La doppia personalità è presente nella vita religiosa più di quanto sembri. D’altronde è una costante (il che non significa che non debba essere combattuta) che già Cristo aveva visto quando diceva di ascoltare le parole dei maestri pubblici di allora, ma di non imitarli nella loro condotta privata. “Dicono e non fanno”. Lapidario! La verità e l’umiltà ci obbligano a sentirci coinvolti.
Chi di noi religiosi non ha bollato (“pubblico”) la mancanza di una scala di valori nelle concezioni e nei comportamenti dei “nostri fedeli”, soprattutto di quelli che hanno qualche responsabilità sociale, politica, formativa? Vi anche per noi una scala di valori il più possibile oggettiva (perché data ed attinta dal vangelo) oppure abbiamo costruito una scala personale, occasionale e sporadica, sempre nostro uso e consumo? Magari chiediamo a gran voce – per gli altri – la luce della conoscenza, della giusta valutazione, dell’indispensabile discernimento, mentre noi preferiamo restare in quel nebuloso e indistinto – oltre che comodo – clima di correttezza che non ci coinvolge e non disturba più di tanto la vita.

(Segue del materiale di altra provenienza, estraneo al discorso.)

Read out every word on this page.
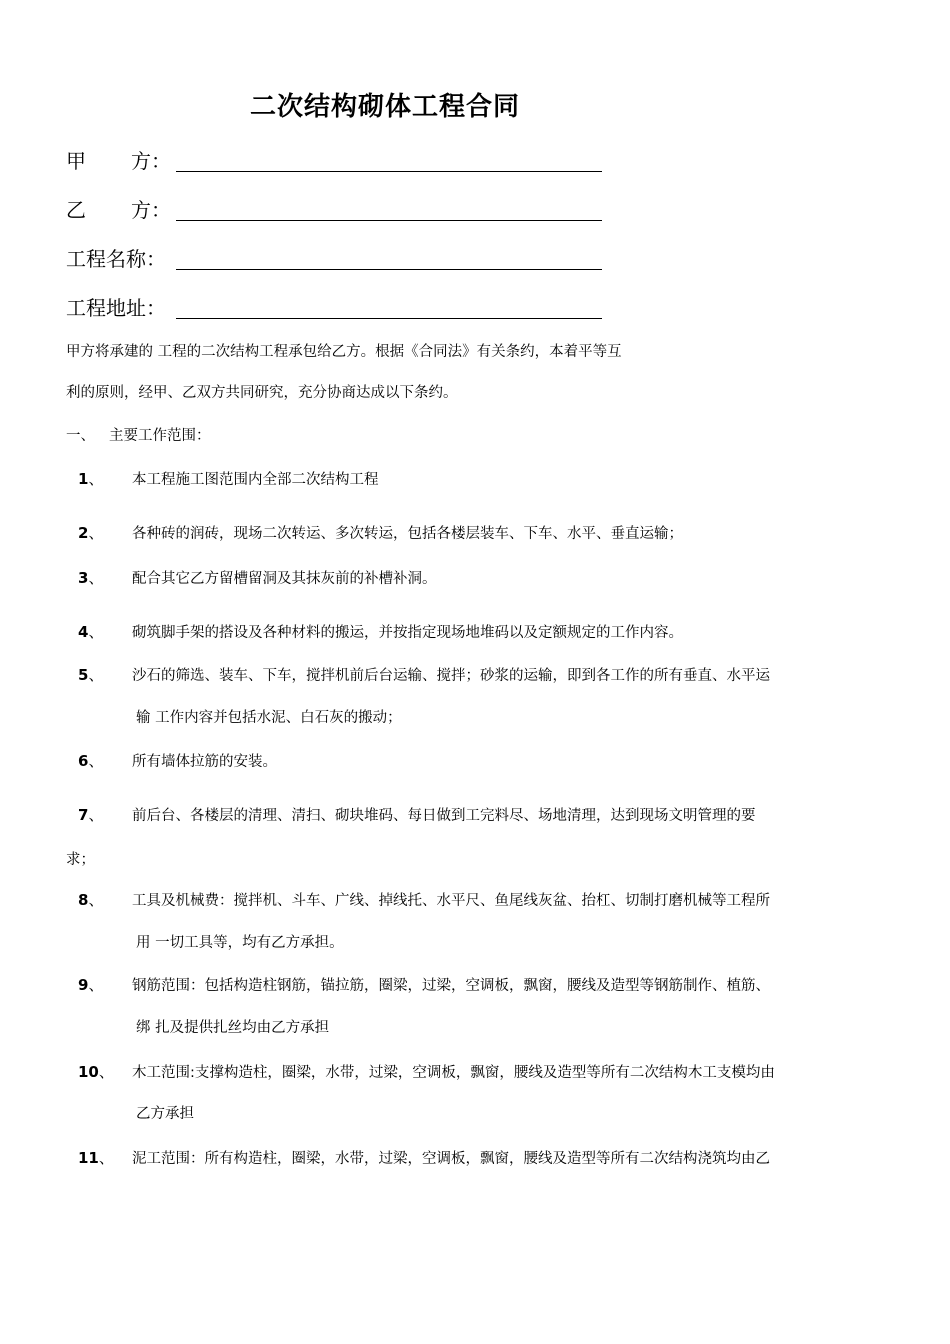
二次结构砌体工程合同
甲 方：
乙 方：
工程名称：
工程地址：
甲方将承建的 工程的二次结构工程承包给乙方。根据《合同法》有关条约，本着平等互
利的原则，经甲、乙双方共同研究，充分协商达成以下条约。
一、 主要工作范围：
1、 本工程施工图范围内全部二次结构工程
2、 各种砖的润砖，现场二次转运、多次转运，包括各楼层装车、下车、水平、垂直运输；
3、 配合其它乙方留槽留洞及其抹灰前的补槽补洞。
4、 砌筑脚手架的搭设及各种材料的搬运，并按指定现场地堆码以及定额规定的工作内容。
5、 沙石的筛选、装车、下车，搅拌机前后台运输、搅拌；砂浆的运输，即到各工作的所有垂直、水平运
输 工作内容并包括水泥、白石灰的搬动；
6、 所有墙体拉筋的安装。
7、 前后台、各楼层的清理、清扫、砌块堆码、每日做到工完料尽、场地清理，达到现场文明管理的要
求；
8、 工具及机械费：搅拌机、斗车、广线、掉线托、水平尺、鱼尾线灰盆、抬杠、切制打磨机械等工程所
用 一切工具等，均有乙方承担。
9、 钢筋范围：包括构造柱钢筋，锚拉筋，圈梁，过梁，空调板，飘窗，腰线及造型等钢筋制作、植筋、
绑 扎及提供扎丝均由乙方承担
10、 木工范围:支撑构造柱，圈梁，水带，过梁，空调板，飘窗，腰线及造型等所有二次结构木工支模均由
乙方承担
11、 泥工范围：所有构造柱，圈梁，水带，过梁，空调板，飘窗，腰线及造型等所有二次结构浇筑均由乙
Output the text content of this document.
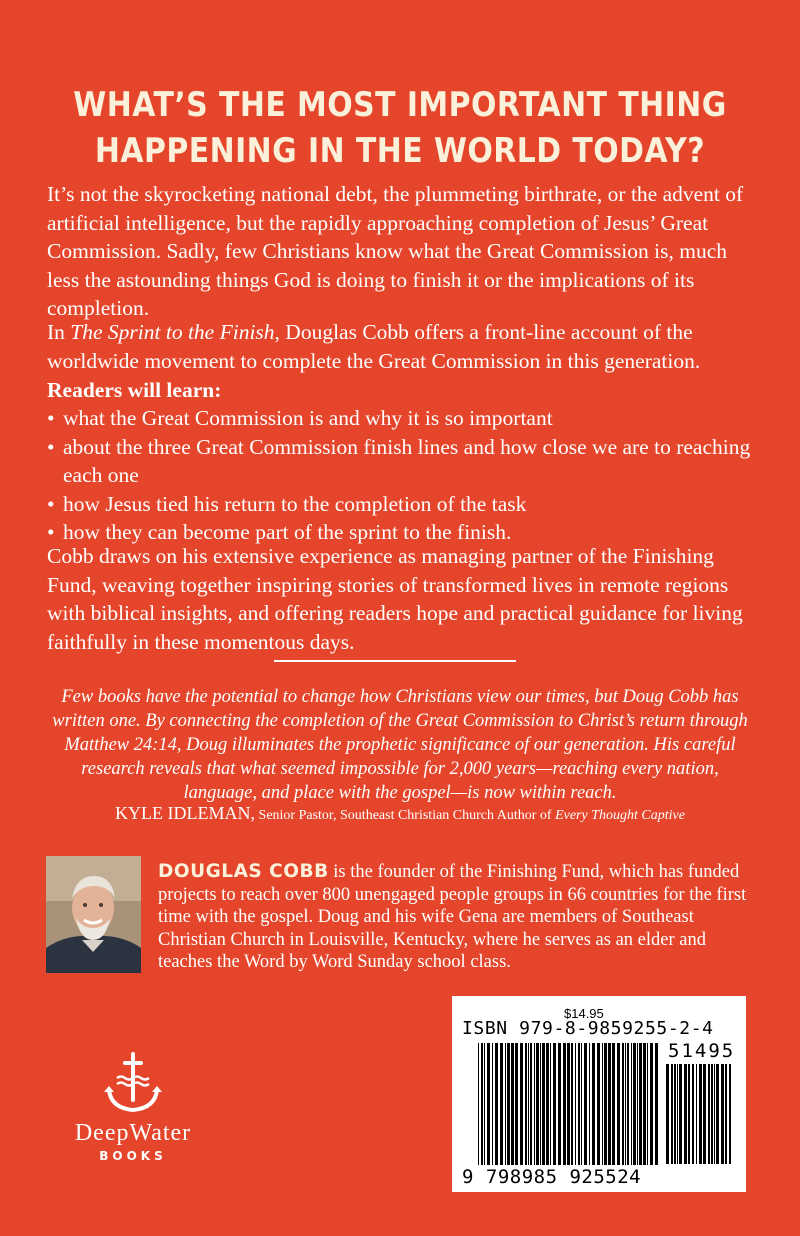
WHAT’S THE MOST IMPORTANT THING
HAPPENING IN THE WORLD TODAY?

It’s not the skyrocketing national debt, the plummeting birthrate, or the advent of artificial intelligence, but the rapidly approaching completion of Jesus’ Great Commission. Sadly, few Christians know what the Great Commission is, much less the astounding things God is doing to finish it or the implications of its completion.

In The Sprint to the Finish, Douglas Cobb offers a front-line account of the worldwide movement to complete the Great Commission in this generation.

Readers will learn:

• what the Great Commission is and why it is so important
• about the three Great Commission finish lines and how close we are to reaching each one
• how Jesus tied his return to the completion of the task
• how they can become part of the sprint to the finish.

Cobb draws on his extensive experience as managing partner of the Finishing Fund, weaving together inspiring stories of transformed lives in remote regions with biblical insights, and offering readers hope and practical guidance for living faithfully in these momentous days.

Few books have the potential to change how Christians view our times, but Doug Cobb has written one. By connecting the completion of the Great Commission to Christ’s return through Matthew 24:14, Doug illuminates the prophetic significance of our generation. His careful research reveals that what seemed impossible for 2,000 years—reaching every nation, language, and place with the gospel—is now within reach.

KYLE IDLEMAN, Senior Pastor, Southeast Christian Church Author of Every Thought Captive

DOUGLAS COBB is the founder of the Finishing Fund, which has funded projects to reach over 800 unengaged people groups in 66 countries for the first time with the gospel. Doug and his wife Gena are members of Southeast Christian Church in Louisville, Kentucky, where he serves as an elder and teaches the Word by Word Sunday school class.

DeepWater
BOOKS
$14.95
ISBN 979-8-9859255-2-4
51495
9 798985 925524
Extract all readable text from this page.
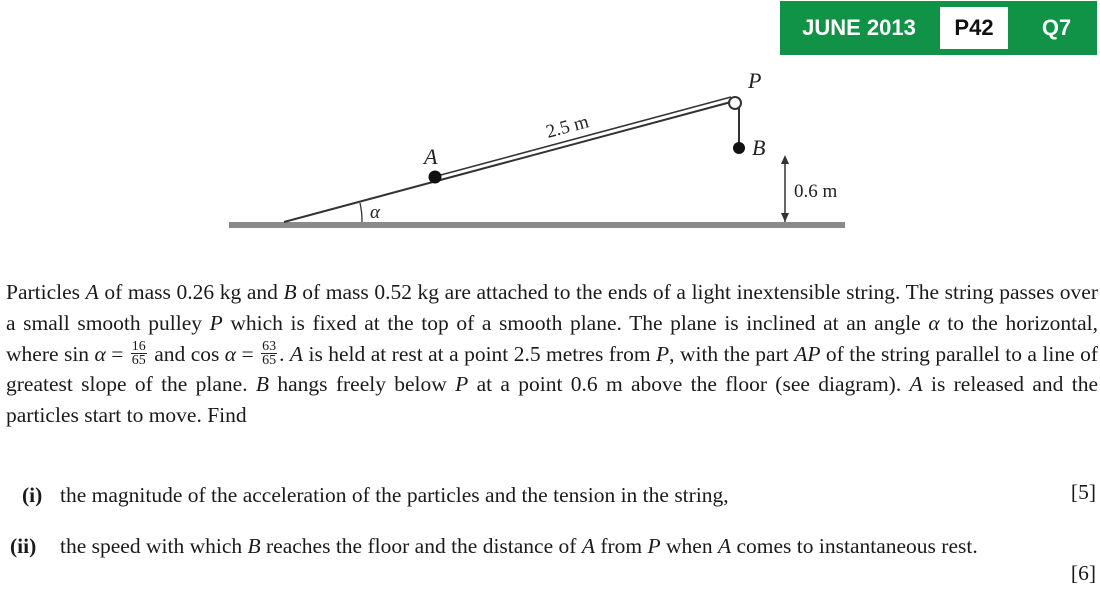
JUNE 2013	P42	Q7
P
A	B
2.5 m
0.6 m
α
Particles A of mass 0.26 kg and B of mass 0.52 kg are attached to the ends of a light inextensible string. The string passes over a small smooth pulley P which is fixed at the top of a smooth plane. The plane is inclined at an angle α to the horizontal, where $\sin \alpha = \frac{16}{65}$ and $\cos \alpha = \frac{63}{65}$ . A is held at rest at a point 2.5 metres from P, with the part AP of the string parallel to a line of greatest slope of the plane. B hangs freely below P at a point 0.6 m above the floor (see diagram). A is released and the particles start to move. Find
(i) the magnitude of the acceleration of the particles and the tension in the string,	[5]
(ii) the speed with which B reaches the floor and the distance of A from P when A comes to instantaneous rest.
[6]
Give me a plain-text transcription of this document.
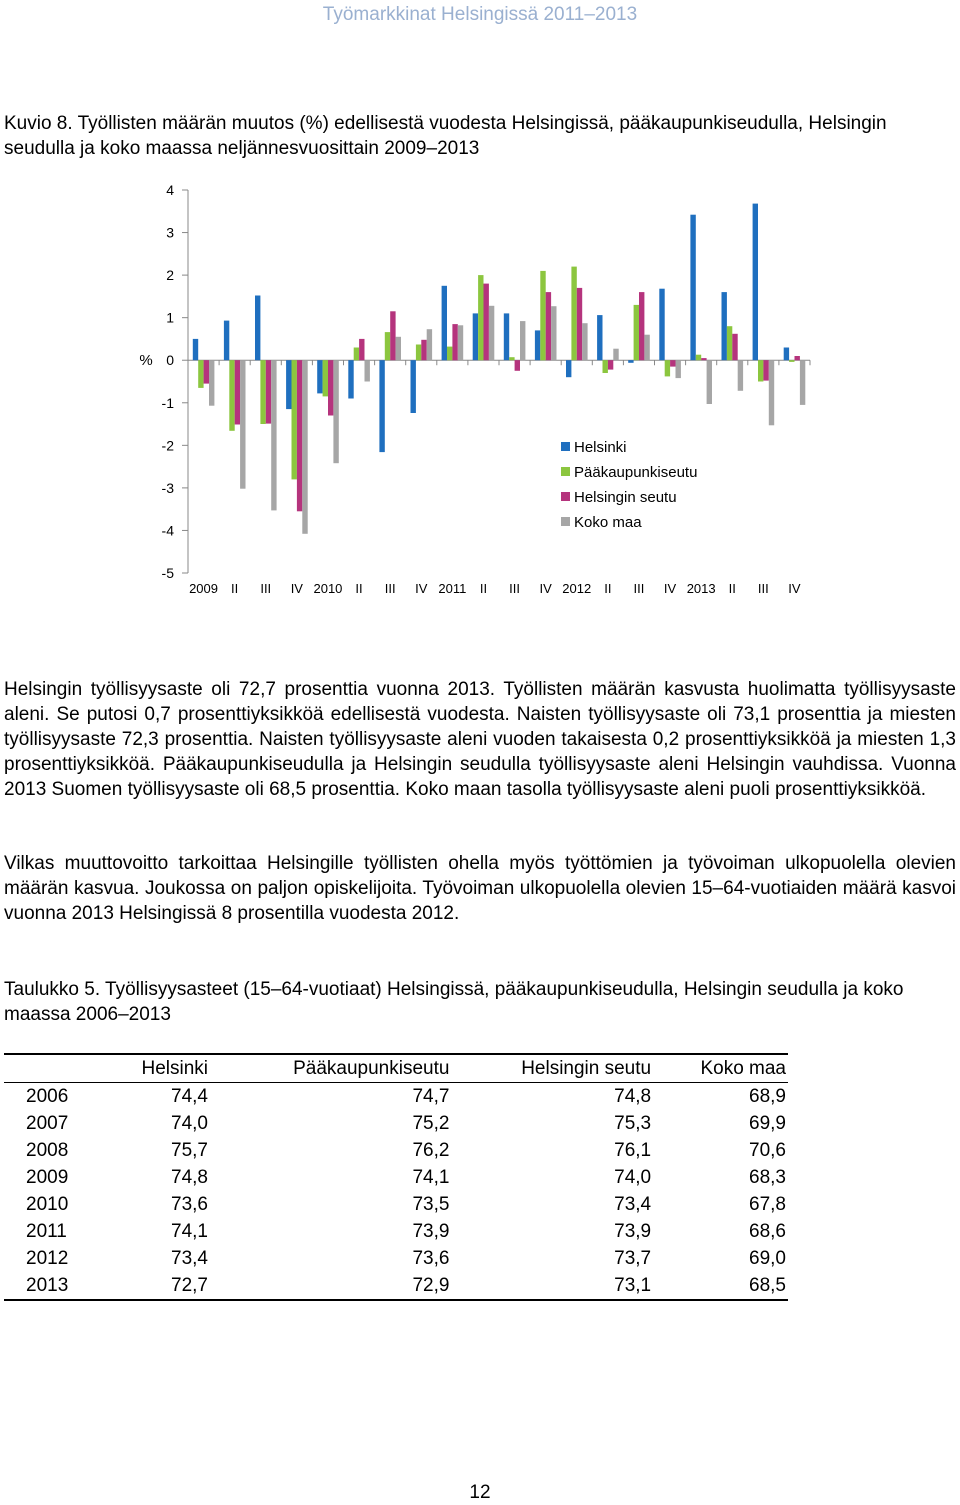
Työmarkkinat Helsingissä 2011–2013
Kuvio 8. Työllisten määrän muutos (%) edellisestä vuodesta Helsingissä, pääkaupunkiseudulla, Helsingin seudulla ja koko maassa neljännesvuosittain 2009–2013
4
3
2
1
0
-1
-2
-3
-4
-5
%
2009 II III IV 2010 II III IV 2011 II III IV 2012 II III IV 2013 II III IV
Helsinki
Pääkaupunkiseutu
Helsingin seutu
Koko maa

Helsingin työllisyysaste oli 72,7 prosenttia vuonna 2013. Työllisten määrän kasvusta huolimatta työllisyysaste aleni. Se putosi 0,7 prosenttiyksikköä edellisestä vuodesta. Naisten työllisyysaste oli 73,1 prosenttia ja miesten työllisyysaste 72,3 prosenttia. Naisten työllisyysaste aleni vuoden takaisesta 0,2 prosenttiyksikköä ja miesten 1,3 prosenttiyksikköä. Pääkaupunkiseudulla ja Helsingin seudulla työllisyysaste aleni Helsingin vauhdissa. Vuonna 2013 Suomen työllisyysaste oli 68,5 prosenttia. Koko maan tasolla työllisyysaste aleni puoli prosenttiyksikköä.

Vilkas muuttovoitto tarkoittaa Helsingille työllisten ohella myös työttömien ja työvoiman ulkopuolella olevien määrän kasvua. Joukossa on paljon opiskelijoita. Työvoiman ulkopuolella olevien 15–64-vuotiaiden määrä kasvoi vuonna 2013 Helsingissä 8 prosentilla vuodesta 2012.

Taulukko 5. Työllisyysasteet (15–64-vuotiaat) Helsingissä, pääkaupunkiseudulla, Helsingin seudulla ja koko maassa 2006–2013
	Helsinki	Pääkaupunkiseutu	Helsingin seutu	Koko maa
2006	74,4	74,7	74,8	68,9
2007	74,0	75,2	75,3	69,9
2008	75,7	76,2	76,1	70,6
2009	74,8	74,1	74,0	68,3
2010	73,6	73,5	73,4	67,8
2011	74,1	73,9	73,9	68,6
2012	73,4	73,6	73,7	69,0
2013	72,7	72,9	73,1	68,5
12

Chi di noi non ha spiegato alla gente (“pubblico”) che Cristo è venuto “per servire e non per essere servito” e che questo è (dovrebbe essere) l’atteggiamento del vero suo discepolo? Eppure... a volte, all’interno delle comunità (“privato”) ci aspettiamo che gli altri tengano conto di noi, ci aiutino nel bisogno, si accorgano della nostra “eccellenza”, lodino le nostre doti. Ma da noi non un segno (e se c’è è piuttosto ipocrita o interessato) di considerazione per gli altri, uno schermirsi quando ci viene chiesto qualcosa (sempre occupati!), uno scansare certe situazioni nelle quali sospettiamo di essere chiamati in causa.
Vi sono non pochi religiosi che – giustamente – in pubblico tuonano contro lo strapotere di molti poteri politici, economici (realtà di cui gli scandali attuali forniscono abbondante testimonianza) e invitano con convinzione i laici a non essere passivi, a esprimere a voce alta, e con il voto, il loro parere e il loro eventuale dissenso e denunciano – sempre giustamente – come una colpa il silenzio, la passività. Eppure…spesso gli stessi religiosi, in privato (cioè negli incontri comunitari, nelle assemblee) non aprono bocca, restando in un silenzio non certo accogliente delle cose dette, ma non rotto da interventi chiarificatori, da suggerimenti diversi, in una semplice e sacrosanta parresia. E – loro – non si sentono in colpa, continuando poi – nel privato – a lamentarsi e a manifestare, con la prassi, il proprio dissenso.

Dunque: la dissociazione tra pubblico e privato risulta spesso una componente anche della vita consacrata e non soltanto una caratteristica tradizionale di parecchi protagonisti della vita sociale, economica e politica. E come – con ragione – la si condanna in loro, dovremmo – come religiosi – cercare di estirparla tra noi. La coerenza è anch’essa una virtù da coltivare.